“When I think of the many who struggled, suffered, fought and died for our right to vote, I’m motivated all the more to have my voice be heard.”
By Jack Levine
Within a few short weeks, the 2014 General Election will be history.
We will either cheer successful campaigns we supported or feel sorrow for losses, but for sure, we will finally be relieved to not be forced to witness the seemingly endless deluge of commercials.
While I’m strictly non-partisan in my advocacy for family policies that improve the odds for health, protection and lifelong success, I’m an ardent promoter of participation in all aspects of the political process.
I truly believe that voting is not just a right, it’s a sacred responsibility. There are few more influential civic activities than voting. It takes a few minutes but has impact for years to come.
When I think of the many who struggled, suffered, fought and died for our right to vote, I’m motivated all the more to have my voice be heard.
My Grandma Minnie picketed for women’s suffrage as an immigrant teenage girl in New York. She voted for the first time after the 19th Amendment took effect in 1920 and never missed a vote in her life…all 91 years!!
Her daughter Ruth, my mother, took me by the hand to watch her and my father vote. My Dad was blind so he had to have a poll-watcher vote with him, but he always voted. They listened to the election results at the edge of their seats.
Everyone in my family took civic responsibilities so seriously that it was impossible for me to grow up without that same set of values.

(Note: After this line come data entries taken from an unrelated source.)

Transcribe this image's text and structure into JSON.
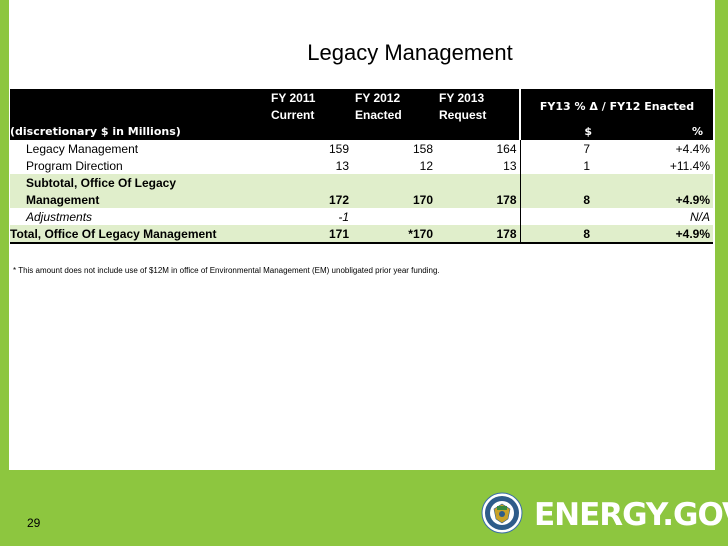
{
  "title": "Legacy Management",
  "header": {
    "col1_line1": "FY 2011",
    "col1_line2": "Current",
    "col2_line1": "FY 2012",
    "col2_line2": "Enacted",
    "col3_line1": "FY 2013",
    "col3_line2": "Request",
    "delta_header": "FY13 % Δ / FY12 Enacted",
    "units_label": "(discretionary $ in Millions)",
    "dollar_label": "$",
    "percent_label": "%"
  },
  "rows": [
    {
      "label": "Legacy Management",
      "fy2011": "159",
      "fy2012": "158",
      "fy2013": "164",
      "delta_dollar": "7",
      "delta_pct": "+4.4%"
    },
    {
      "label": "Program Direction",
      "fy2011": "13",
      "fy2012": "12",
      "fy2013": "13",
      "delta_dollar": "1",
      "delta_pct": "+11.4%"
    }
  ],
  "subtotal": {
    "label_line1": "Subtotal, Office Of Legacy",
    "label_line2": "Management",
    "fy2011": "172",
    "fy2012": "170",
    "fy2013": "178",
    "delta_dollar": "8",
    "delta_pct": "+4.9%"
  },
  "adjustments": {
    "label": "Adjustments",
    "fy2011": "-1",
    "fy2012": "",
    "fy2013": "",
    "delta_dollar": "",
    "delta_pct": "N/A"
  },
  "total": {
    "label": "Total, Office Of Legacy Management",
    "fy2011": "171",
    "fy2012": "*170",
    "fy2013": "178",
    "delta_dollar": "8",
    "delta_pct": "+4.9%"
  },
  "footnote": "* This amount does not include use of $12M in office of Environmental Management (EM) unobligated prior year funding.",
  "page_number": "29",
  "logo_text": "ENERGY.GOV",
  "colors": {
    "frame_green": "#8dc63f",
    "row_green": "#e0eecb",
    "header_black": "#000000"
  }
}
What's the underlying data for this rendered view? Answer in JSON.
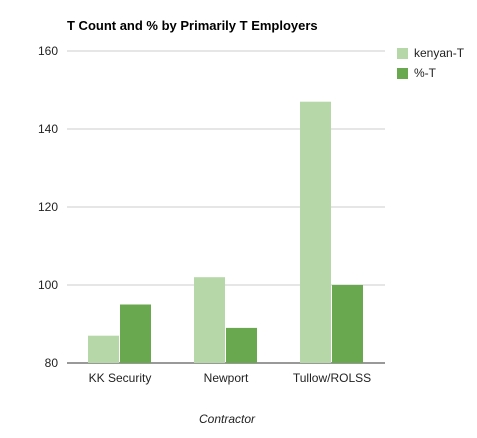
{
  "chart_data": {
    "type": "bar",
    "title": "T Count and % by Primarily T Employers",
    "xlabel": "Contractor",
    "ylabel": "",
    "categories": [
      "KK Security",
      "Newport",
      "Tullow/ROLSS"
    ],
    "series": [
      {
        "name": "kenyan-T",
        "values": [
          87,
          102,
          147
        ],
        "color": "#b6d7a8"
      },
      {
        "name": "%-T",
        "values": [
          95,
          89,
          100
        ],
        "color": "#6aa84f"
      }
    ],
    "ylim": [
      80,
      160
    ],
    "yticks": [
      80,
      100,
      120,
      140,
      160
    ],
    "grid": true,
    "legend": "right"
  },
  "colors": {
    "grid": "#cccccc",
    "axis": "#333333",
    "text": "#222222"
  }
}
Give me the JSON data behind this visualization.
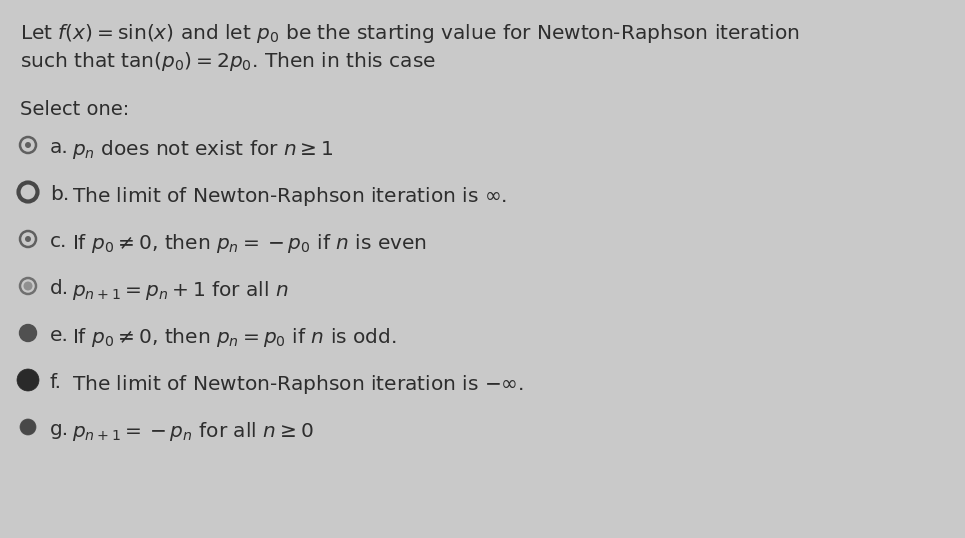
{
  "background_color": "#c9c9c9",
  "title_line1": "Let $f(x) = \\sin(x)$ and let $p_0$ be the starting value for Newton-Raphson iteration",
  "title_line2": "such that $\\tan(p_0) = 2p_0$. Then in this case",
  "select_one": "Select one:",
  "options": [
    {
      "label": "a.",
      "text_parts": [
        [
          "$p_n$",
          "italic"
        ],
        [
          " does not exist for ",
          "regular"
        ],
        [
          "$n \\geq 1$",
          "italic"
        ]
      ],
      "bullet": "open_dot"
    },
    {
      "label": "b.",
      "text_parts": [
        [
          "The limit of Newton-Raphson iteration is $\\infty$.",
          "regular"
        ]
      ],
      "bullet": "open_ring"
    },
    {
      "label": "c.",
      "text_parts": [
        [
          "If $p_0 \\neq 0$, then $p_n = -p_0$ if $n$ is even",
          "regular"
        ]
      ],
      "bullet": "open_dot"
    },
    {
      "label": "d.",
      "text_parts": [
        [
          "$p_{n+1} = p_n + 1$ for all $n$",
          "regular"
        ]
      ],
      "bullet": "half_dot"
    },
    {
      "label": "e.",
      "text_parts": [
        [
          "If $p_0 \\neq 0$, then $p_n = p_0$ if $n$ is odd.",
          "regular"
        ]
      ],
      "bullet": "filled_med"
    },
    {
      "label": "f.",
      "text_parts": [
        [
          "The limit of Newton-Raphson iteration is $-\\infty$.",
          "regular"
        ]
      ],
      "bullet": "filled_large"
    },
    {
      "label": "g.",
      "text_parts": [
        [
          "$p_{n+1} = -p_n$ for all $n \\geq 0$",
          "regular"
        ]
      ],
      "bullet": "filled_small"
    }
  ],
  "text_color": "#2e2e2e",
  "title_fontsize": 14.5,
  "option_fontsize": 14.5,
  "select_fontsize": 14.0,
  "bullet_colors": {
    "open_dot": {
      "edge": "#606060",
      "face": "none",
      "dot": "#606060"
    },
    "open_ring": {
      "edge": "#484848",
      "face": "none",
      "dot": null
    },
    "half_dot": {
      "edge": "#707070",
      "face": "none",
      "dot": "#909090"
    },
    "filled_med": {
      "edge": "#505050",
      "face": "#505050",
      "dot": null
    },
    "filled_large": {
      "edge": "#2a2a2a",
      "face": "#2a2a2a",
      "dot": null
    },
    "filled_small": {
      "edge": "#484848",
      "face": "#484848",
      "dot": null
    }
  }
}
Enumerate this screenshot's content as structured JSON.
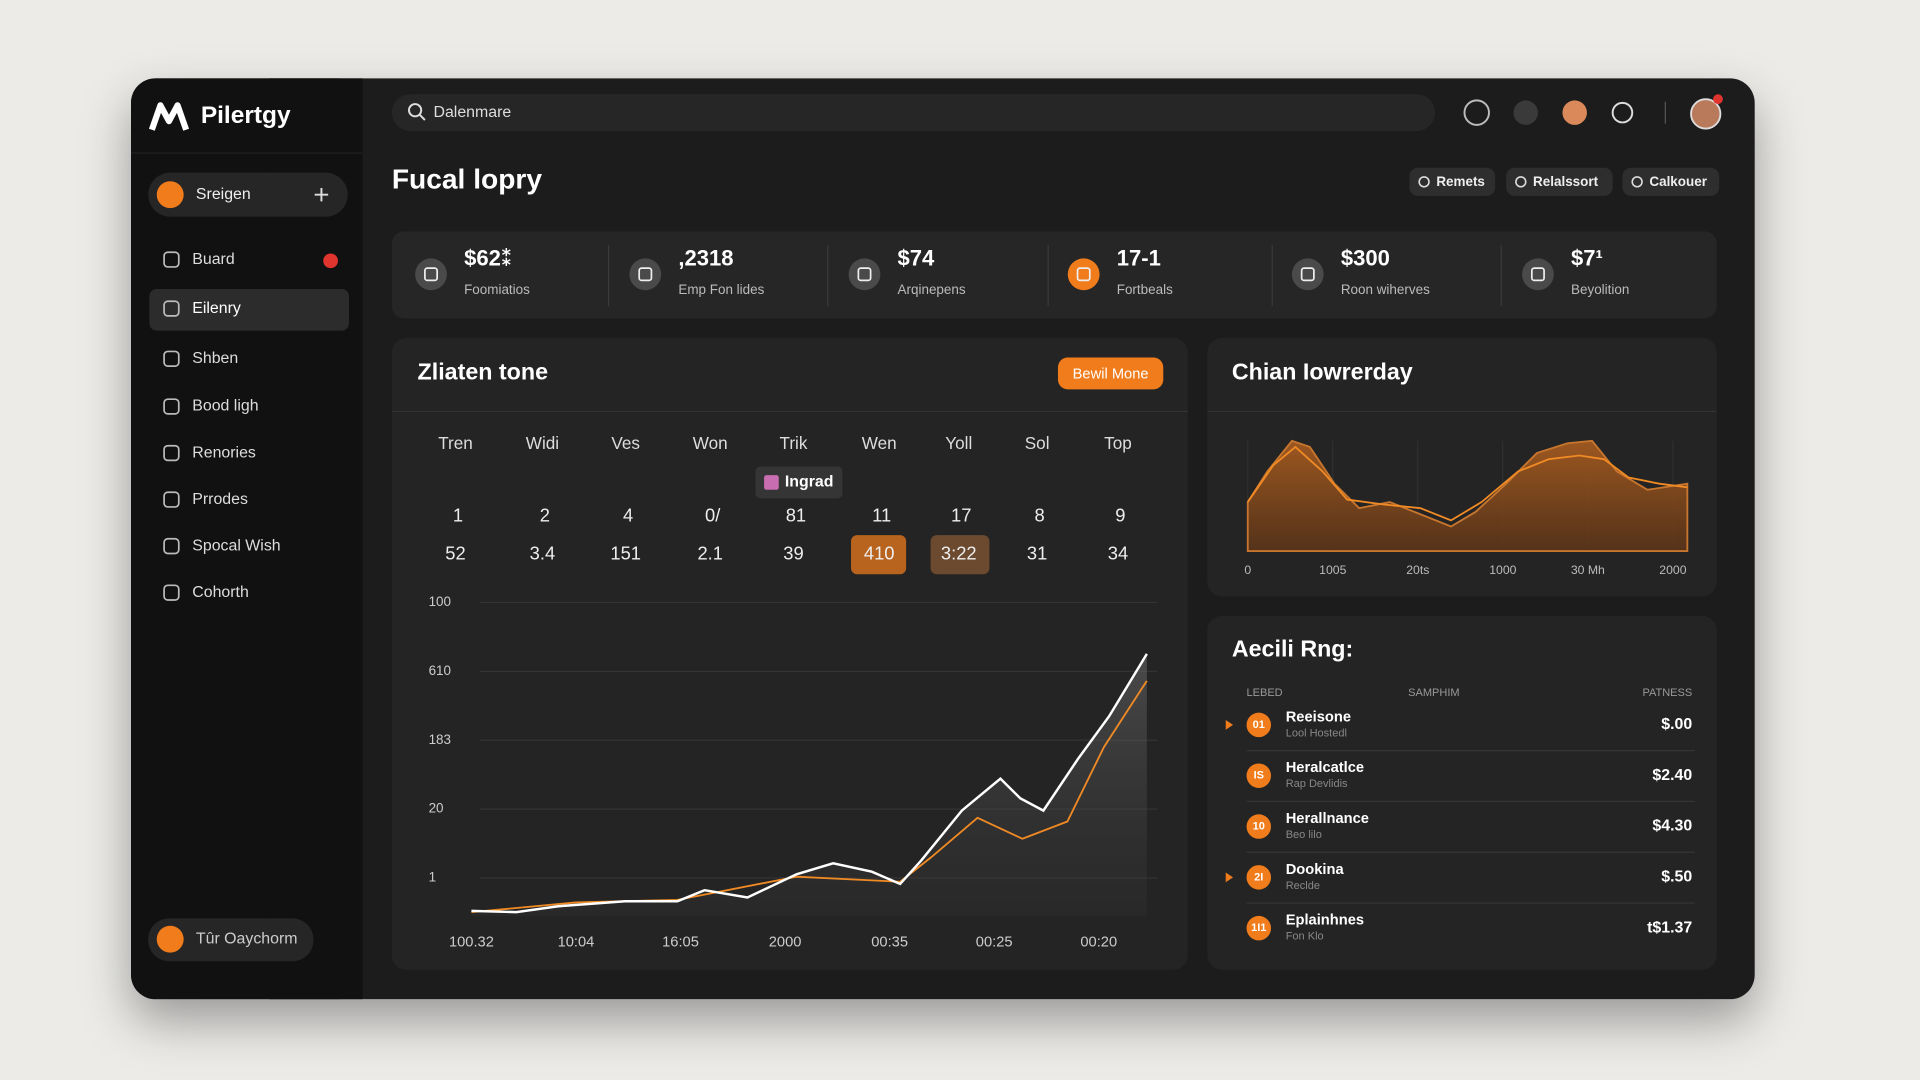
{
  "brand": "Pilertgy",
  "search": "Dalenmare",
  "sidebar": {
    "workspace": "Sreigen",
    "nav": [
      "Buard",
      "Eilenry",
      "Shben",
      "Bood ligh",
      "Renories",
      "Prrodes",
      "Spocal Wish",
      "Cohorth"
    ],
    "footer": "Tûr Oaychorm"
  },
  "page_title": "Fucal lopry",
  "actions": [
    "Remets",
    "Relalssort",
    "Calkouer"
  ],
  "stats": [
    {
      "value": "$62⁑",
      "label": "Foomiatios"
    },
    {
      "value": ",2318",
      "label": "Emp Fon lides"
    },
    {
      "value": "$74",
      "label": "Arqinepens"
    },
    {
      "value": "17-1",
      "label": "Fortbeals"
    },
    {
      "value": "$300",
      "label": "Roon wiherves"
    },
    {
      "value": "$7¹",
      "label": "Beyolition"
    }
  ],
  "activity": {
    "title": "Zliaten tone",
    "button": "Bewil Mone",
    "table": {
      "tag": "Ingrad",
      "headers": [
        "Tren",
        "Widi",
        "Ves",
        "Won",
        "Trik",
        "Wen",
        "Yoll",
        "Sol",
        "Top"
      ],
      "rows": [
        [
          "1",
          "2",
          "4",
          "0/",
          "81",
          "11",
          "17",
          "8",
          "9"
        ],
        [
          "52",
          "3.4",
          "151",
          "2.1",
          "39",
          "410",
          "3:22",
          "31",
          "34"
        ]
      ]
    },
    "chart": {
      "type": "line",
      "x_labels": [
        "100.32",
        "10:04",
        "16:05",
        "2000",
        "00:35",
        "00:25",
        "00:20"
      ],
      "y_labels": [
        "100",
        "610",
        "183",
        "20",
        "1"
      ],
      "xlim": [
        0,
        6.5
      ],
      "ylim": [
        0,
        100
      ],
      "series": [
        {
          "color": "#ffffff",
          "x": [
            0,
            0.43,
            0.83,
            1.47,
            1.97,
            2.23,
            2.64,
            3.11,
            3.46,
            3.83,
            4.1,
            4.3,
            4.69,
            5.06,
            5.25,
            5.47,
            5.8,
            6.1,
            6.46
          ],
          "values": [
            1.6,
            1.2,
            3.1,
            4.7,
            4.7,
            8.2,
            5.9,
            13.3,
            16.8,
            14.1,
            10.2,
            17.6,
            33.6,
            43.8,
            37.5,
            33.6,
            50,
            63.7,
            83.6
          ]
        },
        {
          "color": "#f08a24",
          "x": [
            0,
            1,
            1.97,
            3.11,
            4.1,
            4.4,
            4.84,
            5.27,
            5.7,
            6.05,
            6.46
          ],
          "values": [
            1.2,
            4.3,
            5.1,
            12.5,
            10.9,
            18.8,
            31.3,
            24.6,
            30.1,
            53.9,
            75
          ]
        }
      ]
    }
  },
  "trend": {
    "title": "Chian Iowrerday",
    "chart": {
      "type": "area",
      "x_labels": [
        "0",
        "1005",
        "20ts",
        "1000",
        "30 Mh",
        "2000"
      ],
      "xlim": [
        0,
        5.17
      ],
      "ylim": [
        0,
        100
      ],
      "series": [
        {
          "color": "#c8762e",
          "x": [
            0,
            0.23,
            0.52,
            0.73,
            1.02,
            1.31,
            1.67,
            2.03,
            2.39,
            2.68,
            3.04,
            3.4,
            3.76,
            4.05,
            4.34,
            4.7,
            5.17
          ],
          "values": [
            40,
            65,
            90,
            85,
            55,
            35,
            40,
            30,
            20,
            32,
            55,
            80,
            88,
            90,
            65,
            50,
            55
          ]
        },
        {
          "color": "#f08a24",
          "x": [
            0,
            0.3,
            0.56,
            0.88,
            1.17,
            1.6,
            2.03,
            2.39,
            2.75,
            3.18,
            3.54,
            3.9,
            4.19,
            4.48,
            4.84,
            5.17
          ],
          "values": [
            40,
            70,
            85,
            65,
            42,
            38,
            35,
            25,
            40,
            65,
            75,
            78,
            75,
            60,
            55,
            52
          ]
        }
      ]
    }
  },
  "list": {
    "title": "Aecili Rng:",
    "columns": [
      "LEBED",
      "SAMPHIM",
      "PATNESS"
    ],
    "rows": [
      {
        "badge": "01",
        "name": "Reeisone",
        "sub": "Lool Hostedl",
        "amount": "$.00"
      },
      {
        "badge": "IS",
        "name": "Heralcatlce",
        "sub": "Rap Devlidis",
        "amount": "$2.40"
      },
      {
        "badge": "10",
        "name": "Herallnance",
        "sub": "Beo lilo",
        "amount": "$4.30"
      },
      {
        "badge": "2I",
        "name": "Dookina",
        "sub": "Reclde",
        "amount": "$.50"
      },
      {
        "badge": "1I1",
        "name": "Eplainhnes",
        "sub": "Fon Klo",
        "amount": "t$1.37"
      }
    ]
  }
}
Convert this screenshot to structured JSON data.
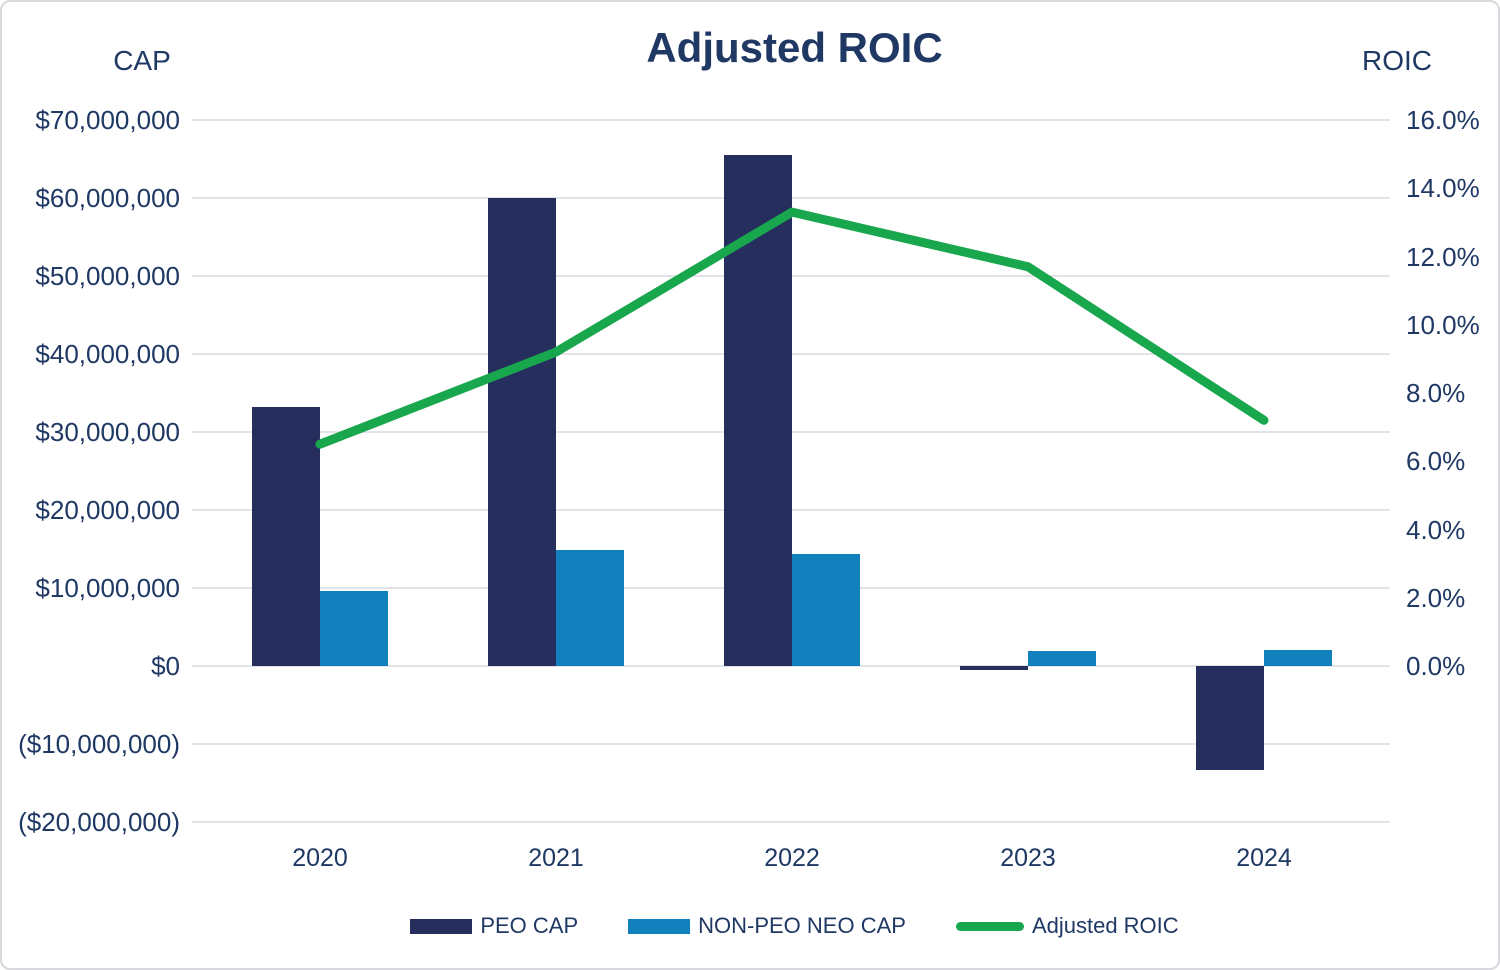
{
  "chart_data": {
    "type": "combo",
    "title": "Adjusted ROIC",
    "categories": [
      "2020",
      "2021",
      "2022",
      "2023",
      "2024"
    ],
    "left_axis": {
      "title": "CAP",
      "min": -20000000,
      "max": 70000000,
      "major_unit": 10000000,
      "tick_labels": [
        "$70,000,000",
        "$60,000,000",
        "$50,000,000",
        "$40,000,000",
        "$30,000,000",
        "$20,000,000",
        "$10,000,000",
        "$0",
        "($10,000,000)",
        "($20,000,000)"
      ]
    },
    "right_axis": {
      "title": "ROIC",
      "min": 0,
      "max": 16,
      "major_unit": 2,
      "tick_labels": [
        "16.0%",
        "14.0%",
        "12.0%",
        "10.0%",
        "8.0%",
        "6.0%",
        "4.0%",
        "2.0%",
        "0.0%"
      ],
      "tick_values": [
        16,
        14,
        12,
        10,
        8,
        6,
        4,
        2,
        0
      ]
    },
    "grid": true,
    "legend_position": "bottom",
    "series": [
      {
        "name": "PEO CAP",
        "type": "bar",
        "axis": "left",
        "color": "#262e5e",
        "values": [
          33200000,
          60000000,
          65500000,
          -500000,
          -13300000
        ]
      },
      {
        "name": "NON-PEO NEO CAP",
        "type": "bar",
        "axis": "left",
        "color": "#1380be",
        "values": [
          9600000,
          14900000,
          14400000,
          1900000,
          2100000
        ]
      },
      {
        "name": "Adjusted ROIC",
        "type": "line",
        "axis": "right",
        "color": "#19a74d",
        "values_pct": [
          6.5,
          9.2,
          13.3,
          11.7,
          7.2
        ]
      }
    ],
    "colors": {
      "text": "#1f3864",
      "gridline": "#e2e2e8",
      "frame_border": "#d8d8de",
      "background": "#ffffff"
    }
  }
}
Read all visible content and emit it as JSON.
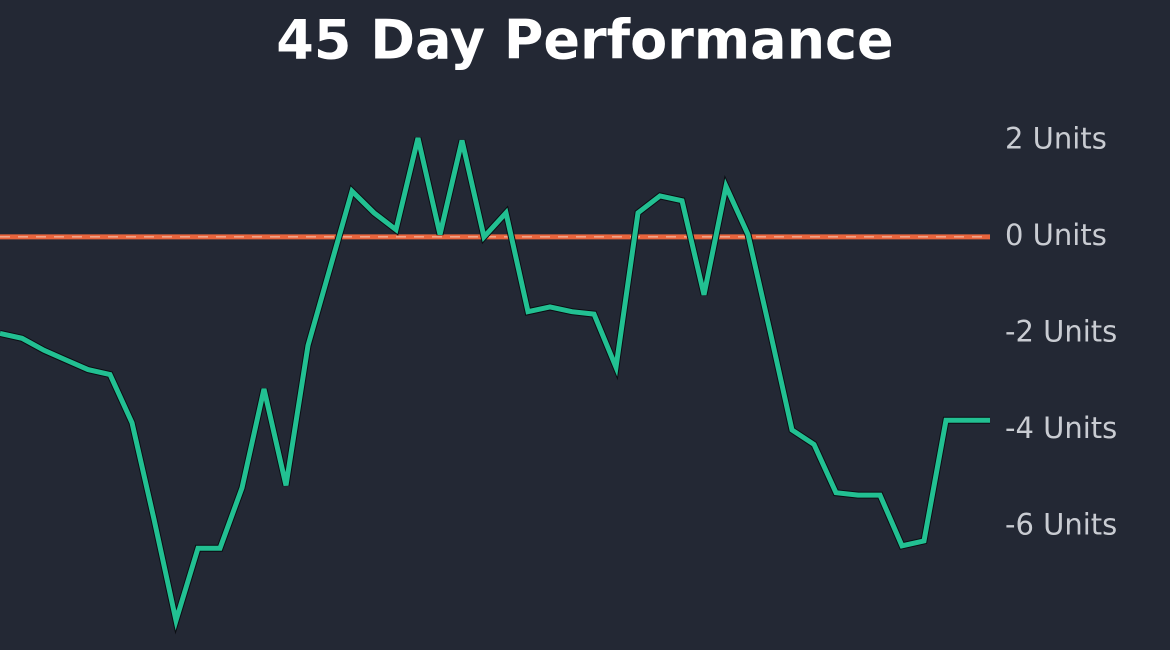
{
  "chart_data": {
    "type": "line",
    "title": "45 Day Performance",
    "values": [
      -2.0,
      -2.1,
      -2.35,
      -2.55,
      -2.75,
      -2.85,
      -3.85,
      -5.85,
      -7.95,
      -6.45,
      -6.45,
      -5.2,
      -3.15,
      -5.15,
      -2.25,
      -0.65,
      0.95,
      0.5,
      0.15,
      2.05,
      0.05,
      2.0,
      0,
      0.5,
      -1.55,
      -1.45,
      -1.55,
      -1.6,
      -2.7,
      0.5,
      0.85,
      0.75,
      -1.2,
      1.05,
      0.05,
      -1.95,
      -4.0,
      -4.3,
      -5.3,
      -5.35,
      -5.35,
      -6.4,
      -6.3,
      -3.8,
      -3.8,
      -3.8
    ],
    "color": "#22c092",
    "reference_line": {
      "value": 0,
      "color": "#e8643c"
    },
    "ylim": [
      -8.56,
      4.91
    ],
    "yticks": [
      {
        "value": 2,
        "label": "2 Units"
      },
      {
        "value": 0,
        "label": "0 Units"
      },
      {
        "value": -2,
        "label": "-2 Units"
      },
      {
        "value": -4,
        "label": "-4 Units"
      },
      {
        "value": -6,
        "label": "-6 Units"
      }
    ],
    "grid": false
  }
}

The pollsters are busy making their case for where voters are leaning. The pundits are sharpening their sound bites. The commercials, mail fliers and phone calls are flooding in.
But when all the words are said, charges leveled and millions of dollars spent, it’s we the voters who hold the power to decide who will lead our nation, our states, and communities into the future
TOP 10 REASONS TO VOTE
- To honor those in our military who courageously fight for us and our law enforcement officers, firefighters and emergency workers who respond to our needs and defend the peace at home. Those who sacrifice their personal well-being in the name of our safety and security deserve our respect.
- To honor people who struggled for civil rights, women’s suffrage and the ideals of justice for all whose diverse voices are essential for our nation’s moral health and community vitality. Freedom needs affirmation.
- To be a good example to our children and grandchildren by exercising the right to vote as a symbol of our faith in democracy. By voting we send a signal of the importance of the choices we as adults make to secure a better future for ourselves, for our children, and generations who will follow.
- Voting is our society’s great equalizer. No matter our station in life, income, ethnic heritage or social status, every citizen over age 18 has the same power of one vote.
- Pollsters do not determine who wins elections; voters do. Predicting the outcome of elections, especially close ones, is at best an inexact science. Pollsters and political pundits have their roles, but like each of us, they only have one vote.
- Elections should not be about negative ads, it should be about the options we have to promote positive policy actions. Voting for candidates in whom we believe, and for or against ballot initiatives we know will affect our future, is a perfect counterbalance to the flood of negativity polluting the airwaves and filling our mailboxes.
- While voting may now be a bit more complicated than in previous years, access to registration information and early voting are still available for people who want their voices heard. Democracy is a team sport….and spectators simply don’t count.
- It’s vital to be an informed voter. Pay attention to news reports and editorials about the campaigns. While how we vote is confidential, the fact that we have voted, or failed to vote, is public record. Elected officials know which individuals and demographic groups are voting, and we who do vote are more likely to be influential in policy debates. Non-voters are voiceless and by not participating can become victims of their own neglect.
- Regret is preventable. November 5th is one day too late, and “could have, should have” are sorry alternatives to acting. Have a “no excuses” attitude by committing to vote, ask others to join us in voting, and promote a positive approach to making a difference among family, friends and colleagues.
- Be part of making history. Because every indicator points to the prospect that the 2014 election will have impact for years/decades to come, every vote is even more important. ! Being a participant in affecting history gives each of us a sense of pride in participation and the power to touch the future.